Jobber is a utility for Unix-like systems that can run arbitrary commands, or “jobs”, according to a schedule. It is meant to be a replacement for the classic Unix utility cron.

Whenever I see that something is written in Go I immediately assume it will play nicely with Docker. When I found this, I assumed it would be a good tool right away.

Jobber may in fact be a better tool than cron for what I want to do. However, in spite of all it’s benefits, I ended up deciding against it. First, I noticed the docs were surprisingly sparse. I didn’t feel like the config syntax was a huge improvement over cron. The only commonly downloaded reference Dockerfile was very dense. I looked at the Github repository and realized that it’s almost entirely maintained by one person.

I want something that’s not going to cause me any pain. I don’t want to spend time debugging issues and corner cases. As much promise as it has, I just had too many hesitations to move forward with Jobber.


Slightly discouraged that both Chronos and Jobber had been DQed, I decided to revisit Cron. I thought about the reasons I didn’t want to use cron in the first place.

Cron is too large for what I need.

The main reason to shy away from a large system is that the extra complexity could cause bugs. Too often bloated software and ends up causing more hassle than it solves. However, cron is old and battle tested. It has survived so long because it’s well designed.
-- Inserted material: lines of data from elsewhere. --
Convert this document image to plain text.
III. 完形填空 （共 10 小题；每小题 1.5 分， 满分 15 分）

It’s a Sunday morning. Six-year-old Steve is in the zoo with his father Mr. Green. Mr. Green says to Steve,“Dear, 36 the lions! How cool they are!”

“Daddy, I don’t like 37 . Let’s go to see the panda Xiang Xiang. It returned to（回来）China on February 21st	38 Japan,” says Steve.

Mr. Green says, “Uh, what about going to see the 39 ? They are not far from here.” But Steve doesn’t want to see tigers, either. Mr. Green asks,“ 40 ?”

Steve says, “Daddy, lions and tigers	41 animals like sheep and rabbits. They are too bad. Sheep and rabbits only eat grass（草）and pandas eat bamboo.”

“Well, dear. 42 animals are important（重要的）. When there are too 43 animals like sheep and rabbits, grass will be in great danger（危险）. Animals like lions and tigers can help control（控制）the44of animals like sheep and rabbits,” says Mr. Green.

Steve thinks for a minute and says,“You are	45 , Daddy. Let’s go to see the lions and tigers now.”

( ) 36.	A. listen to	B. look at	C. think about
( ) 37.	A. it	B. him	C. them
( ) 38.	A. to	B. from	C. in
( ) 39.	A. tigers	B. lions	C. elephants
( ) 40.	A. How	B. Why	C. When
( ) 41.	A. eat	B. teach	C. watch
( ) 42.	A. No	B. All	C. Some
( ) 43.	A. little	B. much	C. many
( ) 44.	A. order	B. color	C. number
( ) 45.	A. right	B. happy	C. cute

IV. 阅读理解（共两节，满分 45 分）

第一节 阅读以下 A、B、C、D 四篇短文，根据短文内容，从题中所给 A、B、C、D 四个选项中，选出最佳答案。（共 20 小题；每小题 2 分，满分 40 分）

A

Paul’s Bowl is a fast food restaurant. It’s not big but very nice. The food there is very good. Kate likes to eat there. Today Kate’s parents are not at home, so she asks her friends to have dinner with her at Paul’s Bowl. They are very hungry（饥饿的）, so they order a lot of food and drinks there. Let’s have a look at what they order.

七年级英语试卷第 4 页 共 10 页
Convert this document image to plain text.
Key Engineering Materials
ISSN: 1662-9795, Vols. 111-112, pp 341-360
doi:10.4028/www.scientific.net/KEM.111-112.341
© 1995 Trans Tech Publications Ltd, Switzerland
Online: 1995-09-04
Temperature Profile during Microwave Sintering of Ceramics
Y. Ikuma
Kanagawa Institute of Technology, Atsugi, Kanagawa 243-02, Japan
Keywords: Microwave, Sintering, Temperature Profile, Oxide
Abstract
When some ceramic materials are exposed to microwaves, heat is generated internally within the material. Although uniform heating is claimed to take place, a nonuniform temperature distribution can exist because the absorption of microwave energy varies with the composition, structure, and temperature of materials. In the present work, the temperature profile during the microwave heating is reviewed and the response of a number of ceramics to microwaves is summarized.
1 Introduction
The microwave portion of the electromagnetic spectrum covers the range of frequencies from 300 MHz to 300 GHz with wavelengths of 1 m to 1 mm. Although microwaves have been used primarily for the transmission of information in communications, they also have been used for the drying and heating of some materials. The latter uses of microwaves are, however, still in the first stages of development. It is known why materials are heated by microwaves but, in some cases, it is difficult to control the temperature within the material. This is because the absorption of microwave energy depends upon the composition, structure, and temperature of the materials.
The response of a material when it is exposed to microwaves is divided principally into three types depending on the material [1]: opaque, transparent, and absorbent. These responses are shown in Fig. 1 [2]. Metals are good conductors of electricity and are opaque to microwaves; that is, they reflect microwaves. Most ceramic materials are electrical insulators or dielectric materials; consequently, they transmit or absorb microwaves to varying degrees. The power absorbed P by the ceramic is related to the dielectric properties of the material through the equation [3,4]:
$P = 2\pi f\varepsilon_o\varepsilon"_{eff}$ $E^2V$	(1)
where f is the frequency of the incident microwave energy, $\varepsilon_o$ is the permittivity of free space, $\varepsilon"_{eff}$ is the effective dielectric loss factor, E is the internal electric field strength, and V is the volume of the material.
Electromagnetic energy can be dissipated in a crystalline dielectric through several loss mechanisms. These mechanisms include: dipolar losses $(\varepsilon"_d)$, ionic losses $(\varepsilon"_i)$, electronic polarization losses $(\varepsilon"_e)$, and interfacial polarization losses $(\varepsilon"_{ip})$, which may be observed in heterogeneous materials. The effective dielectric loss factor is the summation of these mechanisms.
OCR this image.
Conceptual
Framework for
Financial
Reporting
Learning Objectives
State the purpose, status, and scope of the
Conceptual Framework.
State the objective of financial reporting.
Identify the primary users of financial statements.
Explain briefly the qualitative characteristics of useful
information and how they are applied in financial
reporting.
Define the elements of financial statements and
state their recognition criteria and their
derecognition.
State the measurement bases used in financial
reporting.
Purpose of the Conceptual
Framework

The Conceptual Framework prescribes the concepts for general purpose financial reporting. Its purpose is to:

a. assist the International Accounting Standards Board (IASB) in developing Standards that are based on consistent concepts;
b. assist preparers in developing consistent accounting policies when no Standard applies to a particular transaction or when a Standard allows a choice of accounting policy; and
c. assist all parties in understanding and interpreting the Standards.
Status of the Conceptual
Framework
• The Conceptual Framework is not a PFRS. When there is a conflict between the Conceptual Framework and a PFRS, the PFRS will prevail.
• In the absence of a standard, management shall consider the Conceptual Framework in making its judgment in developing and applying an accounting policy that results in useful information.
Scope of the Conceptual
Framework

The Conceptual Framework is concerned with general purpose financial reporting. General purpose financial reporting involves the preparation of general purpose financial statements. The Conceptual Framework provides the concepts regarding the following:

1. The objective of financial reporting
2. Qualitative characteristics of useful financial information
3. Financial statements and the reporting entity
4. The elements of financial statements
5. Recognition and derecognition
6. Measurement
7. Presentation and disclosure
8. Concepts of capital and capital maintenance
On examination, I realized it was easy to opt out of the more advanced cron features without creating any extra complexity. You can create simple crontab files in /etc/cron.d/ that are applied system-wide:


* * * * * root <task> >> /var/log/cron.log 2>&1
# This line is required.

It’s true that cron is capable of doing much more than I needed, but that doesn’t mean it can’t solve my problem well.

I don’t like the crontab syntax.

I do find the crontab syntax is a little bizzare. Why can’t you run things on sub-minute intervals? Which environment variables am I supposed to configure? What’s with the required comment at the end of the file? Where are the crontab files even located?

Idealy, I’d be able to run some cli utility where I could pass scheduling commands directly as parameters. Why do I even need to write a config file to schedule one task?

After some thought, I decided to settle my beef with the cron syntax. 1 minute is a perfect interval to backup my wiki, it works fine without setting any environment variables, and the only files I care about are located in /etc/cron.d/.

Cron runs as a daemon.

Yeah… except you can run cron as a foreground process like this:

$ cron -f

At this point, I decided to stop making excuses and just use cron.


So far I’ve had a reasonably painless experience using cron in my docker containers. It’s a ubiquitous tool, and I’m glad that I can harness all its capabilities in my docker projects now.